For his own work, Grandjean's plan is to use the instrument to detect tumor cells on the basis of a metabolic trait. It has long been known that cancer cells use glycolysis to obtain energy, which is insensitive to the amount of oxygen around, rather than standard mitochondrial respiration. “Energy production through glycolysis is really quick,” he says, and it lets tumor cells grow speedily. His idea is to explore whether a drug can target cells that rely more heavily on glycolysis than on mitochondrial respiration. Evaluation of a screen of this kind will benefit from the instrument's high-throughput capability and the wide viewing angle of the wells.

Each well in a 384-well plate delivers a fountain of results. Here, HeLa cells express a green probe in the endoplasmic reticulum and have their mitochondria labeled in red. Credit: A. Barr/C. Bakal, ICR

The confidence that his experiments will work stems from previous projects in which he was involved that used the GE imaging system. These studies looked at how microtubule stability was affected in cells after treatment with the cancer drug paclitaxel in a human ovarian cancer cell line2.

Image analysis software can automatically detect boundaries between cells, helping to extract features such as mitochondrial shape. Credit: M.A. Garcia/J. Sero/ C. Bakal, ICR

Image resolution was an important factor in this work, as was the software's ability to deliver quantified data on many parameters from each image, he says. The instrument is equipped with a small incubator allowing scientists to, for example, track the same cell as it is imaged once every 12 hours over the course of a week.

Experiments that knock down genes one at a time, set up in triplicate, allowing comparison of treated versus untreated cells, translate to thousands of wells on hundreds of plates. “You can't visually inspect everything manually well by well with hundreds of thousands of wells,” Grandjean says. The data from automated experiments can give important clues about where to focus research next.

Cell bio curve ball

Although high-content screening of single cells offers a detailed view of many wells on a plate, cell biology presents mighty challenges. As Bakal explains, gene silencing never works across 100% of a cell population, thus complicating the interpretation of experimental results.

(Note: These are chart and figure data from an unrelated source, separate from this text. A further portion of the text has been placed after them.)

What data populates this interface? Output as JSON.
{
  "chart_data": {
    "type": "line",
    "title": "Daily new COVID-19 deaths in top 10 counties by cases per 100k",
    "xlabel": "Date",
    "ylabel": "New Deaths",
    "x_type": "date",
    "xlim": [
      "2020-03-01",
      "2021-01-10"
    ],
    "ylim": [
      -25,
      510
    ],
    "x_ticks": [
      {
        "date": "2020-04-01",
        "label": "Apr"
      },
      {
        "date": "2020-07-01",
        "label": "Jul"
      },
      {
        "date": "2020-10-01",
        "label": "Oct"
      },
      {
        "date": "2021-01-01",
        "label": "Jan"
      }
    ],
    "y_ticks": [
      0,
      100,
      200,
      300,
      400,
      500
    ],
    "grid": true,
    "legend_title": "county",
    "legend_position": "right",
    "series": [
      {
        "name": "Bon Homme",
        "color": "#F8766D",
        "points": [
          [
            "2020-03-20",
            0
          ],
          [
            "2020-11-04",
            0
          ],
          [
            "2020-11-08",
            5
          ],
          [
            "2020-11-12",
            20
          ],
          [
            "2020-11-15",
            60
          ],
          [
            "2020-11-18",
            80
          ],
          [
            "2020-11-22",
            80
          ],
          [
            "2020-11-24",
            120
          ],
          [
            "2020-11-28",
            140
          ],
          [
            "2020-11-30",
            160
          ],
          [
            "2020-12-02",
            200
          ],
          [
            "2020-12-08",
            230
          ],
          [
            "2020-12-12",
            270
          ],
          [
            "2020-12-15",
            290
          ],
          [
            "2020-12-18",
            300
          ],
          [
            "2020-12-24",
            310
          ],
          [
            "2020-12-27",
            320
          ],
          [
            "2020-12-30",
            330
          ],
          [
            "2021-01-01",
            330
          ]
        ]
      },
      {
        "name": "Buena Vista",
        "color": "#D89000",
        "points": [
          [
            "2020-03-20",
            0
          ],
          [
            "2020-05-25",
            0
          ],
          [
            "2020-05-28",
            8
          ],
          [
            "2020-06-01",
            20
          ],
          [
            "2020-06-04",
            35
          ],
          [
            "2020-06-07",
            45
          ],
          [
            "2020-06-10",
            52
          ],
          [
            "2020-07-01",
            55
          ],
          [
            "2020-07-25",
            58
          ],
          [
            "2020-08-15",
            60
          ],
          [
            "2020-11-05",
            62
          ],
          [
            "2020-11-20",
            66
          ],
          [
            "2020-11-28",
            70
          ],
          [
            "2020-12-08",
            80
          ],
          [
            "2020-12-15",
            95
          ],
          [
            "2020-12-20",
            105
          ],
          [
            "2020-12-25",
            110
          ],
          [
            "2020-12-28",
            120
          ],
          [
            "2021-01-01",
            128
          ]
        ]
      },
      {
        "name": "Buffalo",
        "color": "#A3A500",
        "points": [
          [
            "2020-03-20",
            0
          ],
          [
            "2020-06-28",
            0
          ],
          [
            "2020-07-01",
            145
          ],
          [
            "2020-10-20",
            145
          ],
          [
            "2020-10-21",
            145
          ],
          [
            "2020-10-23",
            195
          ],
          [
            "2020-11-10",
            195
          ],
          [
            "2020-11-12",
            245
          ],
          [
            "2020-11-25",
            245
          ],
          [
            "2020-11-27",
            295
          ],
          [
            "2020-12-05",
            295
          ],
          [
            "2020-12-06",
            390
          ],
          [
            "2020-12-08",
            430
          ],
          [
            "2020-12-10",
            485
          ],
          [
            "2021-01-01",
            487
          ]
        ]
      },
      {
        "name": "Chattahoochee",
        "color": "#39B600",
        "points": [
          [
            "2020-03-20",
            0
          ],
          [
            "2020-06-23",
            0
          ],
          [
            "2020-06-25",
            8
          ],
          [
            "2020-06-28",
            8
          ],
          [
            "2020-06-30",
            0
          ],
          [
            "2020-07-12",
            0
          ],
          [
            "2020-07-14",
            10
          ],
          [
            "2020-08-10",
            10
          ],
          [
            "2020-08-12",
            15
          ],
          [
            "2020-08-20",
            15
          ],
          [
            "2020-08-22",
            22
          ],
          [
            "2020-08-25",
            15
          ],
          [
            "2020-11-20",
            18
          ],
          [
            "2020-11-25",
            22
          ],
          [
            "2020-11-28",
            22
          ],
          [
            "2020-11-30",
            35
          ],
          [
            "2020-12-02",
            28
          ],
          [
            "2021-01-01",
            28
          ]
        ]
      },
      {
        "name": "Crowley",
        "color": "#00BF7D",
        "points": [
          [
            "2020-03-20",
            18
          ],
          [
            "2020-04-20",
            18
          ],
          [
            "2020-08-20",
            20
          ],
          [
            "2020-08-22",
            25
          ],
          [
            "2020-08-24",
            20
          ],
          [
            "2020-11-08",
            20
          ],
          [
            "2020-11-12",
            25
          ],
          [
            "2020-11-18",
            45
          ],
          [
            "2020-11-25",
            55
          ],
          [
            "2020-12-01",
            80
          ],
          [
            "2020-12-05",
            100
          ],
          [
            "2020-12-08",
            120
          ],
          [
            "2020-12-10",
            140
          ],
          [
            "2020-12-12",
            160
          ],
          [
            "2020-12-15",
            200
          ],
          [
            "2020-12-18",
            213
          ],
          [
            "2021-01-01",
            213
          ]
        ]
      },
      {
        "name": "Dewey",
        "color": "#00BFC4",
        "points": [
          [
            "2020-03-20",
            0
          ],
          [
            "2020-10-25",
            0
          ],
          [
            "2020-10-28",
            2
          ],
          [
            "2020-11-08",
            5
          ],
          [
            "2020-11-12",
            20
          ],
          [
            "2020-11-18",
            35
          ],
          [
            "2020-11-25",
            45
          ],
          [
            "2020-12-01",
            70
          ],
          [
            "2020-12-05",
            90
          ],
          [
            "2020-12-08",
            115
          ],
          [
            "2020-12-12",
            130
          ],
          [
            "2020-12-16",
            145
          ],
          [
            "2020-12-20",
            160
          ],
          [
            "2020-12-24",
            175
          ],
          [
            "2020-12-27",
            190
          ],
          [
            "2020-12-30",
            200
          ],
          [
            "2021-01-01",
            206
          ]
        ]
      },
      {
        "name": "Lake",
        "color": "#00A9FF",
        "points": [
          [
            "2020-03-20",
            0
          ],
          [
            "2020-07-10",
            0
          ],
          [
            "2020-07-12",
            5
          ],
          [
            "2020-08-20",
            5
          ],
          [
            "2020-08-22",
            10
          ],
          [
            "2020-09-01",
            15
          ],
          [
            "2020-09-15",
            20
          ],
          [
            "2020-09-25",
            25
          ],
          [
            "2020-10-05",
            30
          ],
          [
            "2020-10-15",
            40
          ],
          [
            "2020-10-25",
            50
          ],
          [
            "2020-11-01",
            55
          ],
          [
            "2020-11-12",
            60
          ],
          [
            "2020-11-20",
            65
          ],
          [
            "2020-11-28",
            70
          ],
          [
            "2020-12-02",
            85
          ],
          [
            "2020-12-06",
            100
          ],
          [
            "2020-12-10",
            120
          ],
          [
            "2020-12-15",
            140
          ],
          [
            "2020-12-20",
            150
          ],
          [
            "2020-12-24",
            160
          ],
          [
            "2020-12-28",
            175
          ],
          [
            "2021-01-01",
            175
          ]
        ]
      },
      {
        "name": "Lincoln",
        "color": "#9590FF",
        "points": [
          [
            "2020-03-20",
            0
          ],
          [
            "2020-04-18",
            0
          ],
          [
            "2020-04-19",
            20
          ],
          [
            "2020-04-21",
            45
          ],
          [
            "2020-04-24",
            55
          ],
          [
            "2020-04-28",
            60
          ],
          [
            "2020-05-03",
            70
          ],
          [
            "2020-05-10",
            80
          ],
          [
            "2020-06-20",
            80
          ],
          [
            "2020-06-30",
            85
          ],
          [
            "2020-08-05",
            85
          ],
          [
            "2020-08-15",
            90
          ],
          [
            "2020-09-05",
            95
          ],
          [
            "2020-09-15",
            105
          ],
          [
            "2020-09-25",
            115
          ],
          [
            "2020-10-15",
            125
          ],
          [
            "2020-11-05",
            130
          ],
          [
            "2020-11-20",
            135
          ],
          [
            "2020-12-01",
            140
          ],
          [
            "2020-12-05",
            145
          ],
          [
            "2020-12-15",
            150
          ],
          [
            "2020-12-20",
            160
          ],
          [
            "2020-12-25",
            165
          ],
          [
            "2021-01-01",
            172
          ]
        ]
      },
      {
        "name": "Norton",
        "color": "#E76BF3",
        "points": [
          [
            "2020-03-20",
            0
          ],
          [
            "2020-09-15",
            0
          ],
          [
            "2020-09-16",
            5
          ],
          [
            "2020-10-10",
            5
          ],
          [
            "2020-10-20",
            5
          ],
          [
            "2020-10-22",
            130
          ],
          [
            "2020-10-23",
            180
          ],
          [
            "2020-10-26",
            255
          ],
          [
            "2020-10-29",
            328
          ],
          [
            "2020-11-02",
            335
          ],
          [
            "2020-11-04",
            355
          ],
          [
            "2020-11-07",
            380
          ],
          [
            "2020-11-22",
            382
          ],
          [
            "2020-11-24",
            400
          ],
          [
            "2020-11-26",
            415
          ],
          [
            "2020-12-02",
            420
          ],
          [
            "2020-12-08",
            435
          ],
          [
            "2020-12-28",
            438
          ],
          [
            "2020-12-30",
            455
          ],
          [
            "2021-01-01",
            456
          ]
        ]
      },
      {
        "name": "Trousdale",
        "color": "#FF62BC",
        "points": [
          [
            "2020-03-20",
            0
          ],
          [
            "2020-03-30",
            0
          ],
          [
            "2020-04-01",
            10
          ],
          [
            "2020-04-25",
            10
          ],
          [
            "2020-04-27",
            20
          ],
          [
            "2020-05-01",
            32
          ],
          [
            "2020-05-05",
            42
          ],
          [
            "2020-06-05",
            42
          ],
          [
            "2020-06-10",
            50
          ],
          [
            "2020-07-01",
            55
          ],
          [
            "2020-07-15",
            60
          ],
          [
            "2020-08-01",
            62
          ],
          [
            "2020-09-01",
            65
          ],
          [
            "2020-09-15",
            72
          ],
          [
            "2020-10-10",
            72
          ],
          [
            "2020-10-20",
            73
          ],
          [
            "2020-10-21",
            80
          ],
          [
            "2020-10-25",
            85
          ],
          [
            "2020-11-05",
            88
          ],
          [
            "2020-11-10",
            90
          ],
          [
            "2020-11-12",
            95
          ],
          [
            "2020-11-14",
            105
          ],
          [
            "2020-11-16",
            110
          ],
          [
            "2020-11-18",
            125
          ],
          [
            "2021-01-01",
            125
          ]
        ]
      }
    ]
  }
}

In four different cells, for example, silencing may work, not work or work only partially in different ways. “You have these four bits of information which you have to consolidate and get a gene-specific signature for,” he says. It is time consuming to find out what the knockdown of a gene is doing to cells as he and his colleagues pursue the question, “What is the real phenotype that happens when you knock down this gene?”

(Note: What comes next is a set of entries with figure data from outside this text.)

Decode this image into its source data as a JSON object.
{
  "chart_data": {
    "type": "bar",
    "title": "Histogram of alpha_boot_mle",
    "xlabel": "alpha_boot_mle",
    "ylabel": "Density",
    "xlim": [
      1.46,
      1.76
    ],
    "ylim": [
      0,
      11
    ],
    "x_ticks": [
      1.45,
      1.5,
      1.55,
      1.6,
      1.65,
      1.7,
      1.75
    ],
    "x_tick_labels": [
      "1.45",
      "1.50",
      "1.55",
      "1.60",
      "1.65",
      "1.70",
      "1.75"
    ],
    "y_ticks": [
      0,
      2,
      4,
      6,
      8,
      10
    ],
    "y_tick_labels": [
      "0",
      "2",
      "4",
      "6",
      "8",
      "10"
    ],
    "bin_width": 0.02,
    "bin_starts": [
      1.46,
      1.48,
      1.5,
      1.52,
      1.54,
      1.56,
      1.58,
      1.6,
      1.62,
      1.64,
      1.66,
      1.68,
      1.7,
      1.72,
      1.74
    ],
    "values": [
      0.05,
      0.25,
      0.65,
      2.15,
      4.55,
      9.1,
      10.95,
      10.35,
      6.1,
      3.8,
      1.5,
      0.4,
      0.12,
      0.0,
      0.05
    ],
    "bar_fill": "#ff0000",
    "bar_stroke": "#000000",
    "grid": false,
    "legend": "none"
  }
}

One important partner in this quest is computation. Without computational tools to analyze these large and rich data sets, the results are “never going to make sense to us,” says Bakal. His institute has a strong computational infrastructure, but moving high-content data sets around for analysis is challenging, even for his team. “We don't have the right algorithms, and the computational power still is not right where we need it to be,” he says. “The bottleneck is the analysis; it's not the imaging.”

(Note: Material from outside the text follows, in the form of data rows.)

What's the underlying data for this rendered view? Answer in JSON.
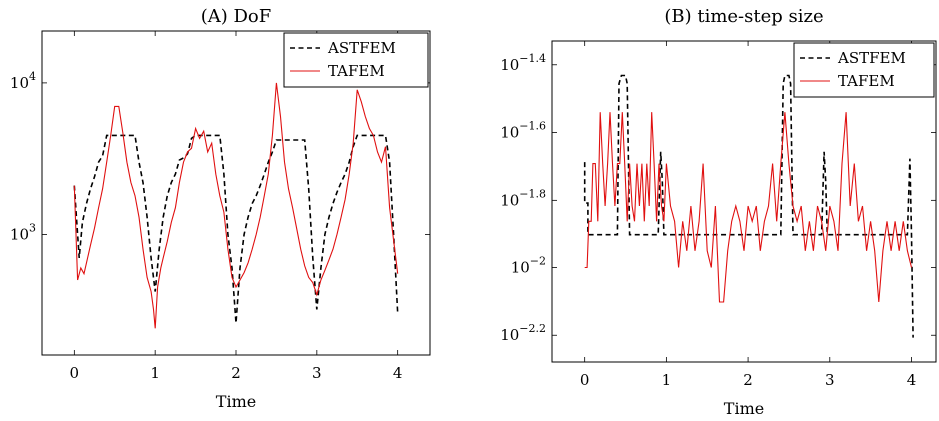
{
  "chart_data": [
    {
      "type": "line",
      "title": "(A) DoF",
      "xlabel": "Time",
      "ylabel": "",
      "yscale": "log",
      "xlim": [
        -0.4,
        4.4
      ],
      "ylim": [
        160,
        22000
      ],
      "xticks": [
        0,
        1,
        2,
        3,
        4
      ],
      "xtick_labels": [
        "0",
        "1",
        "2",
        "3",
        "4"
      ],
      "yticks": [
        1000,
        10000
      ],
      "ytick_labels": [
        "10^3",
        "10^4"
      ],
      "grid": false,
      "legend_position": "top-right",
      "series": [
        {
          "name": "ASTFEM",
          "style": "dashed",
          "color": "#000000",
          "x": [
            0.0,
            0.06,
            0.1,
            0.15,
            0.2,
            0.25,
            0.3,
            0.35,
            0.4,
            0.45,
            0.5,
            0.55,
            0.6,
            0.65,
            0.7,
            0.75,
            0.8,
            0.85,
            0.9,
            0.95,
            1.0,
            1.05,
            1.1,
            1.15,
            1.2,
            1.25,
            1.3,
            1.35,
            1.4,
            1.45,
            1.5,
            1.55,
            1.6,
            1.7,
            1.8,
            1.85,
            1.9,
            1.95,
            2.0,
            2.05,
            2.1,
            2.15,
            2.2,
            2.25,
            2.3,
            2.35,
            2.4,
            2.45,
            2.5,
            2.6,
            2.7,
            2.8,
            2.85,
            2.9,
            2.95,
            3.0,
            3.05,
            3.1,
            3.15,
            3.2,
            3.25,
            3.3,
            3.35,
            3.4,
            3.45,
            3.5,
            3.6,
            3.7,
            3.8,
            3.85,
            3.9,
            3.95,
            4.0
          ],
          "values": [
            2100,
            700,
            1200,
            1600,
            2000,
            2400,
            3000,
            3300,
            4500,
            4500,
            4500,
            4500,
            4500,
            4500,
            4500,
            4500,
            3000,
            2200,
            1300,
            700,
            420,
            800,
            1300,
            1800,
            2200,
            2500,
            3100,
            3200,
            3400,
            4300,
            4500,
            4500,
            4500,
            4500,
            4500,
            2500,
            1000,
            600,
            260,
            600,
            1000,
            1300,
            1600,
            1800,
            2100,
            2500,
            3000,
            3500,
            4200,
            4200,
            4200,
            4200,
            4200,
            2000,
            700,
            320,
            600,
            1000,
            1300,
            1600,
            1900,
            2200,
            2500,
            3000,
            3800,
            4500,
            4500,
            4500,
            4500,
            4500,
            3000,
            1000,
            300
          ]
        },
        {
          "name": "TAFEM",
          "style": "solid",
          "color": "#e01010",
          "x": [
            0.0,
            0.04,
            0.08,
            0.12,
            0.15,
            0.2,
            0.25,
            0.3,
            0.35,
            0.4,
            0.45,
            0.5,
            0.55,
            0.6,
            0.65,
            0.7,
            0.75,
            0.8,
            0.85,
            0.9,
            0.95,
            0.98,
            1.0,
            1.03,
            1.07,
            1.1,
            1.15,
            1.2,
            1.25,
            1.3,
            1.35,
            1.4,
            1.45,
            1.5,
            1.55,
            1.6,
            1.65,
            1.7,
            1.75,
            1.8,
            1.85,
            1.9,
            1.95,
            2.0,
            2.05,
            2.1,
            2.15,
            2.2,
            2.25,
            2.3,
            2.35,
            2.4,
            2.45,
            2.5,
            2.55,
            2.6,
            2.65,
            2.7,
            2.75,
            2.8,
            2.85,
            2.9,
            2.95,
            3.0,
            3.05,
            3.1,
            3.15,
            3.2,
            3.25,
            3.3,
            3.35,
            3.4,
            3.45,
            3.5,
            3.55,
            3.6,
            3.65,
            3.7,
            3.75,
            3.8,
            3.85,
            3.9,
            4.0
          ],
          "values": [
            2100,
            500,
            600,
            550,
            650,
            850,
            1100,
            1500,
            2000,
            3000,
            4500,
            7000,
            7000,
            4700,
            3000,
            2200,
            1800,
            1300,
            800,
            520,
            420,
            320,
            240,
            450,
            600,
            700,
            900,
            1200,
            1500,
            2200,
            3000,
            3500,
            3700,
            5000,
            4300,
            4800,
            3500,
            4000,
            2500,
            1800,
            1400,
            800,
            520,
            450,
            500,
            560,
            650,
            800,
            1000,
            1300,
            1800,
            2500,
            4500,
            10000,
            6000,
            3000,
            2000,
            1500,
            1100,
            800,
            620,
            520,
            480,
            400,
            500,
            580,
            680,
            800,
            1000,
            1300,
            1700,
            2500,
            4000,
            9000,
            7500,
            6000,
            5000,
            4500,
            3500,
            3000,
            3800,
            1500,
            550
          ]
        }
      ]
    },
    {
      "type": "line",
      "title": "(B) time-step size",
      "xlabel": "Time",
      "ylabel": "",
      "yscale": "log",
      "xlim": [
        -0.4,
        4.3
      ],
      "ylim": [
        0.00525,
        0.0468
      ],
      "xticks": [
        0,
        1,
        2,
        3,
        4
      ],
      "xtick_labels": [
        "0",
        "1",
        "2",
        "3",
        "4"
      ],
      "yticks": [
        0.0063,
        0.01,
        0.0158,
        0.0251,
        0.0398
      ],
      "ytick_labels": [
        "10^-2.2",
        "10^-2",
        "10^-1.8",
        "10^-1.6",
        "10^-1.4"
      ],
      "grid": false,
      "legend_position": "top-right",
      "series": [
        {
          "name": "ASTFEM",
          "style": "dashed",
          "color": "#000000",
          "x": [
            0.0,
            0.0,
            0.04,
            0.04,
            0.4,
            0.42,
            0.45,
            0.5,
            0.52,
            0.55,
            0.9,
            0.93,
            0.95,
            0.97,
            2.4,
            2.43,
            2.45,
            2.5,
            2.52,
            2.55,
            2.9,
            2.93,
            2.95,
            2.97,
            3.95,
            3.98,
            4.0,
            4.02
          ],
          "values": [
            0.0205,
            0.0155,
            0.0155,
            0.0125,
            0.0125,
            0.035,
            0.037,
            0.037,
            0.035,
            0.0125,
            0.0125,
            0.022,
            0.018,
            0.0125,
            0.0125,
            0.035,
            0.037,
            0.037,
            0.035,
            0.0125,
            0.0125,
            0.022,
            0.018,
            0.0125,
            0.0125,
            0.021,
            0.0125,
            0.0062
          ]
        },
        {
          "name": "TAFEM",
          "style": "solid",
          "color": "#e01010",
          "x": [
            0.0,
            0.03,
            0.05,
            0.08,
            0.1,
            0.13,
            0.16,
            0.19,
            0.22,
            0.25,
            0.28,
            0.31,
            0.34,
            0.37,
            0.4,
            0.43,
            0.46,
            0.49,
            0.52,
            0.55,
            0.58,
            0.61,
            0.64,
            0.67,
            0.7,
            0.73,
            0.76,
            0.79,
            0.82,
            0.85,
            0.88,
            0.91,
            0.94,
            0.97,
            1.0,
            1.05,
            1.1,
            1.15,
            1.2,
            1.25,
            1.3,
            1.35,
            1.4,
            1.45,
            1.5,
            1.55,
            1.6,
            1.65,
            1.7,
            1.75,
            1.8,
            1.85,
            1.9,
            1.95,
            2.0,
            2.05,
            2.1,
            2.15,
            2.2,
            2.25,
            2.3,
            2.35,
            2.4,
            2.45,
            2.5,
            2.55,
            2.6,
            2.65,
            2.7,
            2.75,
            2.8,
            2.85,
            2.9,
            2.95,
            3.0,
            3.05,
            3.1,
            3.15,
            3.2,
            3.25,
            3.3,
            3.35,
            3.4,
            3.45,
            3.5,
            3.55,
            3.6,
            3.65,
            3.7,
            3.75,
            3.8,
            3.85,
            3.9,
            3.95,
            4.0
          ],
          "values": [
            0.01,
            0.01,
            0.0137,
            0.0137,
            0.0203,
            0.0203,
            0.0137,
            0.0288,
            0.0203,
            0.0152,
            0.0203,
            0.0288,
            0.0203,
            0.0152,
            0.0203,
            0.0203,
            0.0288,
            0.0203,
            0.0137,
            0.0203,
            0.0152,
            0.0137,
            0.0203,
            0.0152,
            0.0203,
            0.0137,
            0.0203,
            0.0152,
            0.0288,
            0.0203,
            0.0137,
            0.0203,
            0.0152,
            0.0137,
            0.0203,
            0.0152,
            0.0137,
            0.01,
            0.0137,
            0.0112,
            0.0152,
            0.0112,
            0.0137,
            0.0203,
            0.0112,
            0.01,
            0.0152,
            0.0079,
            0.0079,
            0.0112,
            0.0137,
            0.0152,
            0.0137,
            0.0112,
            0.0152,
            0.0137,
            0.0152,
            0.0112,
            0.0137,
            0.0152,
            0.0203,
            0.0137,
            0.0203,
            0.0288,
            0.0203,
            0.0152,
            0.0137,
            0.0152,
            0.0112,
            0.0137,
            0.0112,
            0.0152,
            0.0137,
            0.0112,
            0.0152,
            0.0137,
            0.0112,
            0.0203,
            0.0288,
            0.0152,
            0.0203,
            0.0137,
            0.0152,
            0.0112,
            0.0137,
            0.0112,
            0.0079,
            0.0112,
            0.0137,
            0.0112,
            0.0137,
            0.0112,
            0.0137,
            0.0112,
            0.01
          ]
        }
      ]
    }
  ]
}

For junior scientists setting up a lab, automated high-content imaging experiments must include logistics as part of experimental design, Bakal says. Buying a high-content imaging system without thinking of the analysis that must follow can mean “you're all of a sudden going to end up with all this data, which you can't move anywhere and then can't analyze.” With the logistics worked out, though, a high-content imaging system can help probe an increasing number of questions in cell biology.